Par Camille Bourgeois, consultante chez CHEFCAB

En raison d’une diminution de sa population en âge de travailler, le Québec fait face depuis quelques années à des difficultés de recrutement croissantes. Pour contrer cette tendance, les entreprises et le gouvernement ont multiplié les efforts pour promouvoir le développement des compétences, afin d’assurer la relève d’une main-d’œuvre qualifiée. Résultat ? Au cours des dernières années, une véritable culture de la formation continue s’est répandue au Québec, intégrée dans les politiques publiques et les pratiques des entreprises, façonnant au passage une économie prête à affronter les défis de demain. Coup de projecteur sur l’inspirant système québécois.

«  (…) la loi dite du 1%, impose depuis aux entreprises dont la masse salariale annuelle est de plus de deux millions de dollars à investir l’équivalent d’au moins 1 % de cette masse salariale dans des activités de formation. »

L’importance de la formation continue au Québec n’est pas récente, puisque le programme gouvernemental le plus emblématique en la matière date de la fin des années 1990. Extrêmement novatrice en la matière, la loi dite du 1%, impose depuis aux entreprises dont la masse salariale annuelle est de plus de deux millions de dollars à investir l’équivalent d’au moins 1 % de cette masse salariale dans des activités de formation. Toujours en vigueur aujourd’hui, cette mesure a largement imprégné le paysage de l’emploi et de la formation de la province ces dernières années, jusqu’à faire de la formation une étape reconnue et extrêmement valorisée des carrières québécoises. Dans la province, où plus de 52% des entreprises investissent fréquemment dans la formation, il est courant qu’un employé suive une formation sur son temps de travail, sans jamais que cela ne soit perçu comme un manque à gagner pour l’entreprise, bien au contraire !

«  Face aux transformations à venir, le Québec mise donc sur le développement des compétences pour renforcer l’employabilité de ses travailleurs et la compétitivité de ses entreprises sur le long terme. »

Au cours des dernières années, de nombreuses subventions, tant à l’échelle fédérale que provinciale, ont contribué à ce mouvement. C’est particulièrement le cas aujourd’hui dans le secteur numérique et les métiers de la transition écologique, pour lesquels la formation devient un outil stratégique afin d’anticiper les évolutions du marché du travail.
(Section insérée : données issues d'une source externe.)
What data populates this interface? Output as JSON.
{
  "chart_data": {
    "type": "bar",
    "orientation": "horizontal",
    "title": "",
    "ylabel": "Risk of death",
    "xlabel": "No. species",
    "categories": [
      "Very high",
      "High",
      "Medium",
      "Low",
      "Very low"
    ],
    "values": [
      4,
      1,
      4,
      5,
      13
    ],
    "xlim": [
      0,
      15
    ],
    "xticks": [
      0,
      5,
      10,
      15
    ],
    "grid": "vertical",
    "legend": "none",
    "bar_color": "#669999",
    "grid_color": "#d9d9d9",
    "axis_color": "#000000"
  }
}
Par exemple, le programme Ambitions Compétences de la province, destiné aux entreprises, vise à financer jusqu’à 85% des coûts des formations professionnelles pour répondre aux besoins de développement de ces deux secteurs. Face aux transformations à venir, le Québec mise donc sur le développement des compétences pour renforcer l’employabilité de ses travailleurs et la compétitivité de ses entreprises sur le long terme.

La politique incitative en matière de compétences n’est pas la seule raison de cette culture de la formation continue au Québec. À l’instar de l’Allemagne, le système d’éducation québécois tend à valoriser les formations secondaires professionnelles, perçues comme une alternative aux cursus académiques et théoriques. Cette approche est ancrée dans la culture éducative québécoise, où l’on reconnaît, peut-être plus aisément qu’en France, que l’apprentissage de compétences pratiques est essentiel à l’employabilité et à la compétitivité économique.

Comparativement à ses voisins européens, la France fait figure de bonne élève en matière de formation, en ayant notamment permis aux individus de se former via leur compte personnel de formation. Toutefois, elle gagnerait à s’inspirer du système et des mesures québécoises afin d’ancrer durablement la formation dans les mœurs et le fonctionnement courant du tissu économique. Les incitations gouvernementales, l’accompagnement des entreprises, ou encore la valorisation des compétences techniques, sont autant de spécificités qui participent à faire de la formation un axe clé du dynamisme économique de la province de Québec.

« Avec plus de 1,6 million d’emplois à pourvoir d’ici 2030 et un accès restreint à l’immigration pour pallier ces besoins, la demande en formation n’a jamais été aussi forte. »

Par ailleurs, ce marché en pleine expansion est porteur d’opportunités pour les organismes de formation français souhaitant élargir leur horizon : avec plus de 1,6 million d’emplois à pourvoir d’ici 2030 et un accès restreint à l’immigration pour pallier ces besoins, la demande en formation n’a jamais été aussi forte. En témoigne l’engagement du Gouvernement, qui prévoit d’investir 819 millions de dollars dans l’éducation et la formation d’ici 2028-2029. Ce contexte prometteur, renforcé par la culture québécoise de la formation, ouvre donc des perspectives de développement certaines pour les acteurs du secteur.